Dramatic tension is the result of increasing stakes or consequences, and the apparent ever-increasing probability that the protagonist or a character under threat and/or dire danger, whether physical, emotional, mental or psychological, will fail to win the day, or fail to stay safe, or simply fail.
It is the pleasurable excitement and the on-the-edge anticipation a writer makes the audience member feel when that writer puts that audience member in a position of simultaneously knowing and not knowing – a mystery, a maybe.
It’s when the writer makes that audience member think that something dreadful could occur around the next corner, or under the bed, or behind the curtain, or in the next moment, or with the very next statement uttered.

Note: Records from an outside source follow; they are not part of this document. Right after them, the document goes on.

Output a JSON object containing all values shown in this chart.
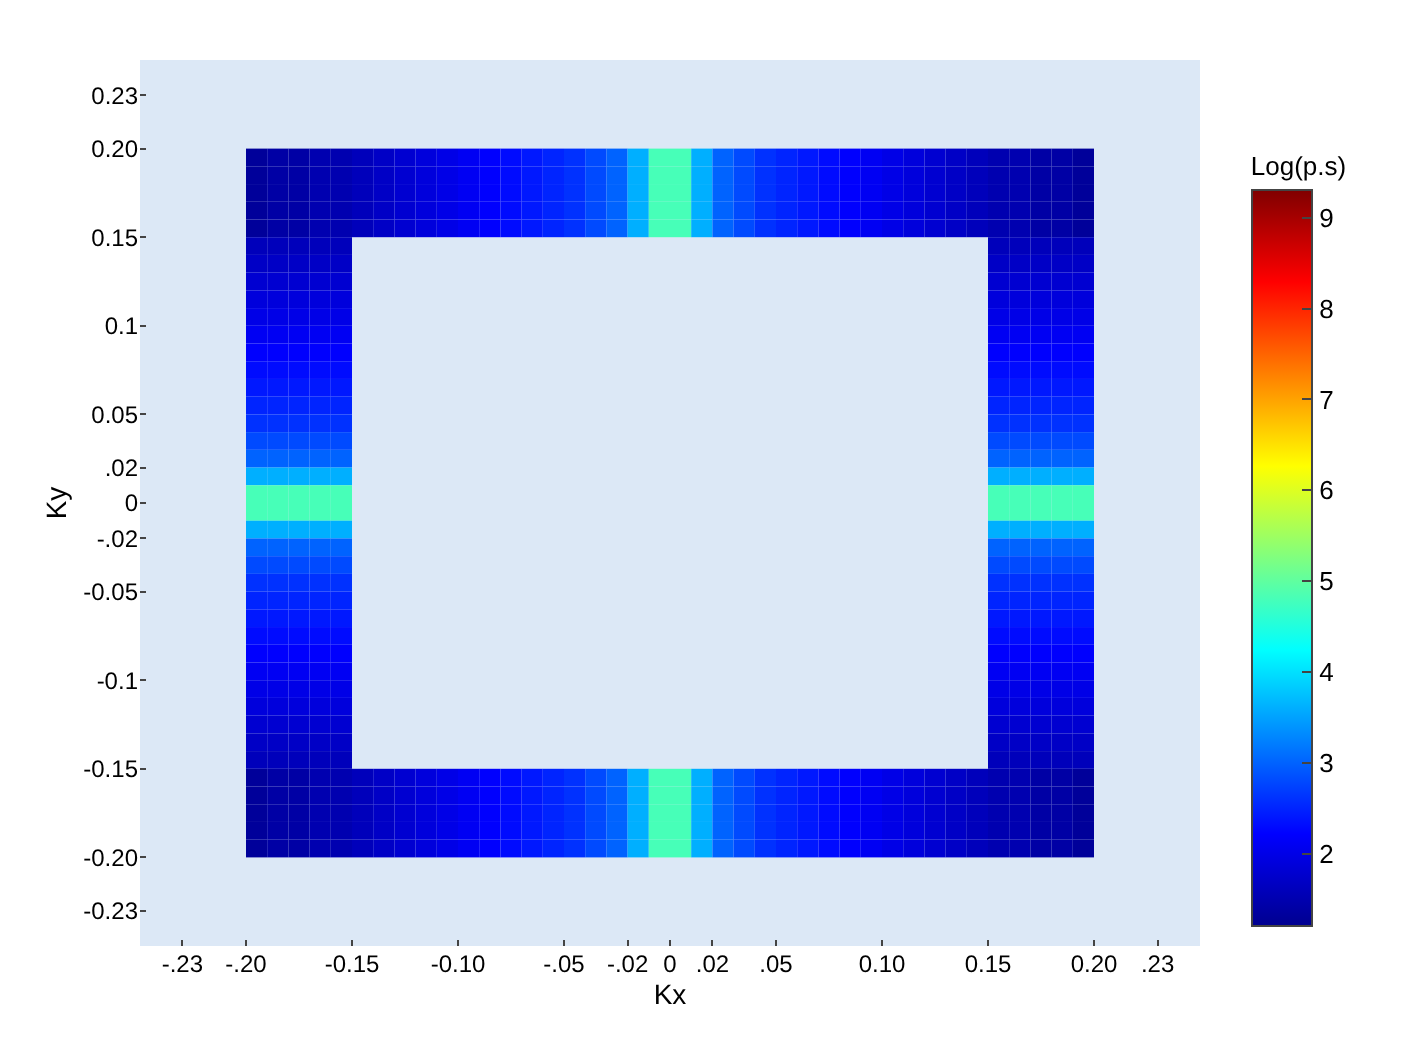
{
  "chart_data": {
    "type": "heatmap",
    "xlabel": "Kx",
    "ylabel": "Ky",
    "clabel": "Log(p.s)",
    "x": [
      -0.195,
      -0.185,
      -0.175,
      -0.165,
      -0.155,
      -0.145,
      -0.135,
      -0.125,
      -0.115,
      -0.105,
      -0.095,
      -0.085,
      -0.075,
      -0.065,
      -0.055,
      -0.045,
      -0.035,
      -0.025,
      -0.015,
      -0.005,
      0.005,
      0.015,
      0.025,
      0.035,
      0.045,
      0.055,
      0.065,
      0.075,
      0.085,
      0.095,
      0.105,
      0.115,
      0.125,
      0.135,
      0.145,
      0.155,
      0.165,
      0.175,
      0.185,
      0.195
    ],
    "y": [
      0.195,
      0.185,
      0.175,
      0.165,
      0.155,
      0.145,
      0.135,
      0.125,
      0.115,
      0.105,
      0.095,
      0.085,
      0.075,
      0.065,
      0.055,
      0.045,
      0.035,
      0.025,
      0.015,
      0.005,
      -0.005,
      -0.015,
      -0.025,
      -0.035,
      -0.045,
      -0.055,
      -0.065,
      -0.075,
      -0.085,
      -0.095,
      -0.105,
      -0.115,
      -0.125,
      -0.135,
      -0.145,
      -0.155,
      -0.165,
      -0.175,
      -0.185,
      -0.195
    ],
    "cells": [
      [
        1.3,
        1.4,
        1.4,
        1.5,
        1.5,
        1.6,
        1.7,
        1.8,
        1.9,
        2.0,
        2.1,
        2.2,
        2.3,
        2.4,
        2.5,
        2.6,
        2.8,
        3.0,
        3.6,
        4.8,
        4.8,
        3.6,
        3.0,
        2.8,
        2.6,
        2.5,
        2.4,
        2.3,
        2.2,
        2.1,
        2.0,
        1.9,
        1.8,
        1.7,
        1.6,
        1.5,
        1.5,
        1.4,
        1.4,
        1.3
      ],
      [
        1.3,
        1.4,
        1.4,
        1.5,
        1.5,
        1.6,
        1.7,
        1.8,
        1.9,
        2.0,
        2.1,
        2.2,
        2.3,
        2.4,
        2.5,
        2.6,
        2.8,
        3.0,
        3.6,
        4.8,
        4.8,
        3.6,
        3.0,
        2.8,
        2.6,
        2.5,
        2.4,
        2.3,
        2.2,
        2.1,
        2.0,
        1.9,
        1.8,
        1.7,
        1.6,
        1.5,
        1.5,
        1.4,
        1.4,
        1.3
      ],
      [
        1.3,
        1.4,
        1.4,
        1.5,
        1.5,
        1.6,
        1.7,
        1.8,
        1.9,
        2.0,
        2.1,
        2.2,
        2.3,
        2.4,
        2.5,
        2.6,
        2.8,
        3.0,
        3.6,
        4.8,
        4.8,
        3.6,
        3.0,
        2.8,
        2.6,
        2.5,
        2.4,
        2.3,
        2.2,
        2.1,
        2.0,
        1.9,
        1.8,
        1.7,
        1.6,
        1.5,
        1.5,
        1.4,
        1.4,
        1.3
      ],
      [
        1.3,
        1.4,
        1.4,
        1.5,
        1.5,
        1.6,
        1.7,
        1.8,
        1.9,
        2.0,
        2.1,
        2.2,
        2.3,
        2.4,
        2.5,
        2.6,
        2.8,
        3.0,
        3.6,
        4.8,
        4.8,
        3.6,
        3.0,
        2.8,
        2.6,
        2.5,
        2.4,
        2.3,
        2.2,
        2.1,
        2.0,
        1.9,
        1.8,
        1.7,
        1.6,
        1.5,
        1.5,
        1.4,
        1.4,
        1.3
      ],
      [
        1.3,
        1.4,
        1.4,
        1.5,
        1.5,
        1.6,
        1.7,
        1.8,
        1.9,
        2.0,
        2.1,
        2.2,
        2.3,
        2.4,
        2.5,
        2.6,
        2.8,
        3.0,
        3.6,
        4.8,
        4.8,
        3.6,
        3.0,
        2.8,
        2.6,
        2.5,
        2.4,
        2.3,
        2.2,
        2.1,
        2.0,
        1.9,
        1.8,
        1.7,
        1.6,
        1.5,
        1.5,
        1.4,
        1.4,
        1.3
      ],
      [
        1.6,
        1.6,
        1.6,
        1.6,
        1.6,
        null,
        null,
        null,
        null,
        null,
        null,
        null,
        null,
        null,
        null,
        null,
        null,
        null,
        null,
        null,
        null,
        null,
        null,
        null,
        null,
        null,
        null,
        null,
        null,
        null,
        null,
        null,
        null,
        null,
        null,
        1.6,
        1.6,
        1.6,
        1.6,
        1.6
      ],
      [
        1.7,
        1.7,
        1.7,
        1.7,
        1.7,
        null,
        null,
        null,
        null,
        null,
        null,
        null,
        null,
        null,
        null,
        null,
        null,
        null,
        null,
        null,
        null,
        null,
        null,
        null,
        null,
        null,
        null,
        null,
        null,
        null,
        null,
        null,
        null,
        null,
        null,
        1.7,
        1.7,
        1.7,
        1.7,
        1.7
      ],
      [
        1.8,
        1.8,
        1.8,
        1.8,
        1.8,
        null,
        null,
        null,
        null,
        null,
        null,
        null,
        null,
        null,
        null,
        null,
        null,
        null,
        null,
        null,
        null,
        null,
        null,
        null,
        null,
        null,
        null,
        null,
        null,
        null,
        null,
        null,
        null,
        null,
        null,
        1.8,
        1.8,
        1.8,
        1.8,
        1.8
      ],
      [
        1.9,
        1.9,
        1.9,
        1.9,
        1.9,
        null,
        null,
        null,
        null,
        null,
        null,
        null,
        null,
        null,
        null,
        null,
        null,
        null,
        null,
        null,
        null,
        null,
        null,
        null,
        null,
        null,
        null,
        null,
        null,
        null,
        null,
        null,
        null,
        null,
        null,
        1.9,
        1.9,
        1.9,
        1.9,
        1.9
      ],
      [
        2.0,
        2.0,
        2.0,
        2.0,
        2.0,
        null,
        null,
        null,
        null,
        null,
        null,
        null,
        null,
        null,
        null,
        null,
        null,
        null,
        null,
        null,
        null,
        null,
        null,
        null,
        null,
        null,
        null,
        null,
        null,
        null,
        null,
        null,
        null,
        null,
        null,
        2.0,
        2.0,
        2.0,
        2.0,
        2.0
      ],
      [
        2.1,
        2.1,
        2.1,
        2.1,
        2.1,
        null,
        null,
        null,
        null,
        null,
        null,
        null,
        null,
        null,
        null,
        null,
        null,
        null,
        null,
        null,
        null,
        null,
        null,
        null,
        null,
        null,
        null,
        null,
        null,
        null,
        null,
        null,
        null,
        null,
        null,
        2.1,
        2.1,
        2.1,
        2.1,
        2.1
      ],
      [
        2.2,
        2.2,
        2.2,
        2.2,
        2.2,
        null,
        null,
        null,
        null,
        null,
        null,
        null,
        null,
        null,
        null,
        null,
        null,
        null,
        null,
        null,
        null,
        null,
        null,
        null,
        null,
        null,
        null,
        null,
        null,
        null,
        null,
        null,
        null,
        null,
        null,
        2.2,
        2.2,
        2.2,
        2.2,
        2.2
      ],
      [
        2.3,
        2.3,
        2.3,
        2.3,
        2.3,
        null,
        null,
        null,
        null,
        null,
        null,
        null,
        null,
        null,
        null,
        null,
        null,
        null,
        null,
        null,
        null,
        null,
        null,
        null,
        null,
        null,
        null,
        null,
        null,
        null,
        null,
        null,
        null,
        null,
        null,
        2.3,
        2.3,
        2.3,
        2.3,
        2.3
      ],
      [
        2.4,
        2.4,
        2.4,
        2.4,
        2.4,
        null,
        null,
        null,
        null,
        null,
        null,
        null,
        null,
        null,
        null,
        null,
        null,
        null,
        null,
        null,
        null,
        null,
        null,
        null,
        null,
        null,
        null,
        null,
        null,
        null,
        null,
        null,
        null,
        null,
        null,
        2.4,
        2.4,
        2.4,
        2.4,
        2.4
      ],
      [
        2.5,
        2.5,
        2.5,
        2.5,
        2.5,
        null,
        null,
        null,
        null,
        null,
        null,
        null,
        null,
        null,
        null,
        null,
        null,
        null,
        null,
        null,
        null,
        null,
        null,
        null,
        null,
        null,
        null,
        null,
        null,
        null,
        null,
        null,
        null,
        null,
        null,
        2.5,
        2.5,
        2.5,
        2.5,
        2.5
      ],
      [
        2.6,
        2.6,
        2.6,
        2.6,
        2.6,
        null,
        null,
        null,
        null,
        null,
        null,
        null,
        null,
        null,
        null,
        null,
        null,
        null,
        null,
        null,
        null,
        null,
        null,
        null,
        null,
        null,
        null,
        null,
        null,
        null,
        null,
        null,
        null,
        null,
        null,
        2.6,
        2.6,
        2.6,
        2.6,
        2.6
      ],
      [
        2.8,
        2.8,
        2.8,
        2.8,
        2.8,
        null,
        null,
        null,
        null,
        null,
        null,
        null,
        null,
        null,
        null,
        null,
        null,
        null,
        null,
        null,
        null,
        null,
        null,
        null,
        null,
        null,
        null,
        null,
        null,
        null,
        null,
        null,
        null,
        null,
        null,
        2.8,
        2.8,
        2.8,
        2.8,
        2.8
      ],
      [
        3.0,
        3.0,
        3.0,
        3.0,
        3.0,
        null,
        null,
        null,
        null,
        null,
        null,
        null,
        null,
        null,
        null,
        null,
        null,
        null,
        null,
        null,
        null,
        null,
        null,
        null,
        null,
        null,
        null,
        null,
        null,
        null,
        null,
        null,
        null,
        null,
        null,
        3.0,
        3.0,
        3.0,
        3.0,
        3.0
      ],
      [
        3.6,
        3.6,
        3.6,
        3.6,
        3.6,
        null,
        null,
        null,
        null,
        null,
        null,
        null,
        null,
        null,
        null,
        null,
        null,
        null,
        null,
        null,
        null,
        null,
        null,
        null,
        null,
        null,
        null,
        null,
        null,
        null,
        null,
        null,
        null,
        null,
        null,
        3.6,
        3.6,
        3.6,
        3.6,
        3.6
      ],
      [
        4.8,
        4.8,
        4.8,
        4.8,
        4.8,
        null,
        null,
        null,
        null,
        null,
        null,
        null,
        null,
        null,
        null,
        null,
        null,
        null,
        null,
        null,
        null,
        null,
        null,
        null,
        null,
        null,
        null,
        null,
        null,
        null,
        null,
        null,
        null,
        null,
        null,
        4.8,
        4.8,
        4.8,
        4.8,
        4.8
      ],
      [
        4.8,
        4.8,
        4.8,
        4.8,
        4.8,
        null,
        null,
        null,
        null,
        null,
        null,
        null,
        null,
        null,
        null,
        null,
        null,
        null,
        null,
        null,
        null,
        null,
        null,
        null,
        null,
        null,
        null,
        null,
        null,
        null,
        null,
        null,
        null,
        null,
        null,
        4.8,
        4.8,
        4.8,
        4.8,
        4.8
      ],
      [
        3.6,
        3.6,
        3.6,
        3.6,
        3.6,
        null,
        null,
        null,
        null,
        null,
        null,
        null,
        null,
        null,
        null,
        null,
        null,
        null,
        null,
        null,
        null,
        null,
        null,
        null,
        null,
        null,
        null,
        null,
        null,
        null,
        null,
        null,
        null,
        null,
        null,
        3.6,
        3.6,
        3.6,
        3.6,
        3.6
      ],
      [
        3.0,
        3.0,
        3.0,
        3.0,
        3.0,
        null,
        null,
        null,
        null,
        null,
        null,
        null,
        null,
        null,
        null,
        null,
        null,
        null,
        null,
        null,
        null,
        null,
        null,
        null,
        null,
        null,
        null,
        null,
        null,
        null,
        null,
        null,
        null,
        null,
        null,
        3.0,
        3.0,
        3.0,
        3.0,
        3.0
      ],
      [
        2.8,
        2.8,
        2.8,
        2.8,
        2.8,
        null,
        null,
        null,
        null,
        null,
        null,
        null,
        null,
        null,
        null,
        null,
        null,
        null,
        null,
        null,
        null,
        null,
        null,
        null,
        null,
        null,
        null,
        null,
        null,
        null,
        null,
        null,
        null,
        null,
        null,
        2.8,
        2.8,
        2.8,
        2.8,
        2.8
      ],
      [
        2.6,
        2.6,
        2.6,
        2.6,
        2.6,
        null,
        null,
        null,
        null,
        null,
        null,
        null,
        null,
        null,
        null,
        null,
        null,
        null,
        null,
        null,
        null,
        null,
        null,
        null,
        null,
        null,
        null,
        null,
        null,
        null,
        null,
        null,
        null,
        null,
        null,
        2.6,
        2.6,
        2.6,
        2.6,
        2.6
      ],
      [
        2.5,
        2.5,
        2.5,
        2.5,
        2.5,
        null,
        null,
        null,
        null,
        null,
        null,
        null,
        null,
        null,
        null,
        null,
        null,
        null,
        null,
        null,
        null,
        null,
        null,
        null,
        null,
        null,
        null,
        null,
        null,
        null,
        null,
        null,
        null,
        null,
        null,
        2.5,
        2.5,
        2.5,
        2.5,
        2.5
      ],
      [
        2.4,
        2.4,
        2.4,
        2.4,
        2.4,
        null,
        null,
        null,
        null,
        null,
        null,
        null,
        null,
        null,
        null,
        null,
        null,
        null,
        null,
        null,
        null,
        null,
        null,
        null,
        null,
        null,
        null,
        null,
        null,
        null,
        null,
        null,
        null,
        null,
        null,
        2.4,
        2.4,
        2.4,
        2.4,
        2.4
      ],
      [
        2.3,
        2.3,
        2.3,
        2.3,
        2.3,
        null,
        null,
        null,
        null,
        null,
        null,
        null,
        null,
        null,
        null,
        null,
        null,
        null,
        null,
        null,
        null,
        null,
        null,
        null,
        null,
        null,
        null,
        null,
        null,
        null,
        null,
        null,
        null,
        null,
        null,
        2.3,
        2.3,
        2.3,
        2.3,
        2.3
      ],
      [
        2.2,
        2.2,
        2.2,
        2.2,
        2.2,
        null,
        null,
        null,
        null,
        null,
        null,
        null,
        null,
        null,
        null,
        null,
        null,
        null,
        null,
        null,
        null,
        null,
        null,
        null,
        null,
        null,
        null,
        null,
        null,
        null,
        null,
        null,
        null,
        null,
        null,
        2.2,
        2.2,
        2.2,
        2.2,
        2.2
      ],
      [
        2.1,
        2.1,
        2.1,
        2.1,
        2.1,
        null,
        null,
        null,
        null,
        null,
        null,
        null,
        null,
        null,
        null,
        null,
        null,
        null,
        null,
        null,
        null,
        null,
        null,
        null,
        null,
        null,
        null,
        null,
        null,
        null,
        null,
        null,
        null,
        null,
        null,
        2.1,
        2.1,
        2.1,
        2.1,
        2.1
      ],
      [
        2.0,
        2.0,
        2.0,
        2.0,
        2.0,
        null,
        null,
        null,
        null,
        null,
        null,
        null,
        null,
        null,
        null,
        null,
        null,
        null,
        null,
        null,
        null,
        null,
        null,
        null,
        null,
        null,
        null,
        null,
        null,
        null,
        null,
        null,
        null,
        null,
        null,
        2.0,
        2.0,
        2.0,
        2.0,
        2.0
      ],
      [
        1.9,
        1.9,
        1.9,
        1.9,
        1.9,
        null,
        null,
        null,
        null,
        null,
        null,
        null,
        null,
        null,
        null,
        null,
        null,
        null,
        null,
        null,
        null,
        null,
        null,
        null,
        null,
        null,
        null,
        null,
        null,
        null,
        null,
        null,
        null,
        null,
        null,
        1.9,
        1.9,
        1.9,
        1.9,
        1.9
      ],
      [
        1.8,
        1.8,
        1.8,
        1.8,
        1.8,
        null,
        null,
        null,
        null,
        null,
        null,
        null,
        null,
        null,
        null,
        null,
        null,
        null,
        null,
        null,
        null,
        null,
        null,
        null,
        null,
        null,
        null,
        null,
        null,
        null,
        null,
        null,
        null,
        null,
        null,
        1.8,
        1.8,
        1.8,
        1.8,
        1.8
      ],
      [
        1.7,
        1.7,
        1.7,
        1.7,
        1.7,
        null,
        null,
        null,
        null,
        null,
        null,
        null,
        null,
        null,
        null,
        null,
        null,
        null,
        null,
        null,
        null,
        null,
        null,
        null,
        null,
        null,
        null,
        null,
        null,
        null,
        null,
        null,
        null,
        null,
        null,
        1.7,
        1.7,
        1.7,
        1.7,
        1.7
      ],
      [
        1.6,
        1.6,
        1.6,
        1.6,
        1.6,
        null,
        null,
        null,
        null,
        null,
        null,
        null,
        null,
        null,
        null,
        null,
        null,
        null,
        null,
        null,
        null,
        null,
        null,
        null,
        null,
        null,
        null,
        null,
        null,
        null,
        null,
        null,
        null,
        null,
        null,
        1.6,
        1.6,
        1.6,
        1.6,
        1.6
      ],
      [
        1.3,
        1.4,
        1.4,
        1.5,
        1.5,
        1.6,
        1.7,
        1.8,
        1.9,
        2.0,
        2.1,
        2.2,
        2.3,
        2.4,
        2.5,
        2.6,
        2.8,
        3.0,
        3.6,
        4.8,
        4.8,
        3.6,
        3.0,
        2.8,
        2.6,
        2.5,
        2.4,
        2.3,
        2.2,
        2.1,
        2.0,
        1.9,
        1.8,
        1.7,
        1.6,
        1.5,
        1.5,
        1.4,
        1.4,
        1.3
      ],
      [
        1.3,
        1.4,
        1.4,
        1.5,
        1.5,
        1.6,
        1.7,
        1.8,
        1.9,
        2.0,
        2.1,
        2.2,
        2.3,
        2.4,
        2.5,
        2.6,
        2.8,
        3.0,
        3.6,
        4.8,
        4.8,
        3.6,
        3.0,
        2.8,
        2.6,
        2.5,
        2.4,
        2.3,
        2.2,
        2.1,
        2.0,
        1.9,
        1.8,
        1.7,
        1.6,
        1.5,
        1.5,
        1.4,
        1.4,
        1.3
      ],
      [
        1.3,
        1.4,
        1.4,
        1.5,
        1.5,
        1.6,
        1.7,
        1.8,
        1.9,
        2.0,
        2.1,
        2.2,
        2.3,
        2.4,
        2.5,
        2.6,
        2.8,
        3.0,
        3.6,
        4.8,
        4.8,
        3.6,
        3.0,
        2.8,
        2.6,
        2.5,
        2.4,
        2.3,
        2.2,
        2.1,
        2.0,
        1.9,
        1.8,
        1.7,
        1.6,
        1.5,
        1.5,
        1.4,
        1.4,
        1.3
      ],
      [
        1.3,
        1.4,
        1.4,
        1.5,
        1.5,
        1.6,
        1.7,
        1.8,
        1.9,
        2.0,
        2.1,
        2.2,
        2.3,
        2.4,
        2.5,
        2.6,
        2.8,
        3.0,
        3.6,
        4.8,
        4.8,
        3.6,
        3.0,
        2.8,
        2.6,
        2.5,
        2.4,
        2.3,
        2.2,
        2.1,
        2.0,
        1.9,
        1.8,
        1.7,
        1.6,
        1.5,
        1.5,
        1.4,
        1.4,
        1.3
      ],
      [
        1.3,
        1.4,
        1.4,
        1.5,
        1.5,
        1.6,
        1.7,
        1.8,
        1.9,
        2.0,
        2.1,
        2.2,
        2.3,
        2.4,
        2.5,
        2.6,
        2.8,
        3.0,
        3.6,
        4.8,
        4.8,
        3.6,
        3.0,
        2.8,
        2.6,
        2.5,
        2.4,
        2.3,
        2.2,
        2.1,
        2.0,
        1.9,
        1.8,
        1.7,
        1.6,
        1.5,
        1.5,
        1.4,
        1.4,
        1.3
      ]
    ],
    "xlim": [
      -0.25,
      0.25
    ],
    "ylim": [
      -0.25,
      0.25
    ],
    "xticks": [
      {
        "value": -0.23,
        "label": "-.23"
      },
      {
        "value": -0.2,
        "label": "-.20"
      },
      {
        "value": -0.15,
        "label": "-0.15"
      },
      {
        "value": -0.1,
        "label": "-0.10"
      },
      {
        "value": -0.05,
        "label": "-.05"
      },
      {
        "value": -0.02,
        "label": "-.02"
      },
      0,
      {
        "value": 0.02,
        "label": ".02"
      },
      {
        "value": 0.05,
        "label": ".05"
      },
      {
        "value": 0.1,
        "label": "0.10"
      },
      {
        "value": 0.15,
        "label": "0.15"
      },
      {
        "value": 0.2,
        "label": "0.20"
      },
      {
        "value": 0.23,
        "label": ".23"
      }
    ],
    "yticks": [
      {
        "value": -0.23,
        "label": "-0.23"
      },
      {
        "value": -0.2,
        "label": "-0.20"
      },
      -0.15,
      -0.1,
      -0.05,
      {
        "value": -0.02,
        "label": "-.02"
      },
      0,
      {
        "value": 0.02,
        "label": ".02"
      },
      0.05,
      0.1,
      0.15,
      {
        "value": 0.2,
        "label": "0.20"
      },
      0.23
    ],
    "clim": [
      1.2,
      9.3
    ],
    "cticks": [
      2,
      3,
      4,
      5,
      6,
      7,
      8,
      9
    ],
    "grid": false
  }
}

Will he reach for the knife lying on that table? Is the man holding her in his arms The Maniac Mauler… or not? Will his lover walk out and break his heart? Will her screams be heard by someone, anyone…please, please, please!
Or it’s the tension an audience member feels when the writer puts his audience member in a position of superiority. The audience member knows more than the characters in the story. The audience knows there’s a bomb, and it’s taped underneath the formally set dining room table, and the timer has ticked down to 1:13, but the characters don’t.
The audience member knows the guy is a womanizer, but his latest cute-as-a-button girl-next-door conquest hasn’t a clue.
It’s when the writer puts the audience in a position of wanting to scream at the screen to all those characters in which they have invested their emotions, get out before it’s too late! Don’t kiss him, you fool! Kick the sleazy cad in the gonads!
It’s all about creating the feeling that “it hurts so good,” and the hope that it’s possible, if the bad thing does happen, that there’s still a chance all could still turn out okay for the good guy/gal in the end.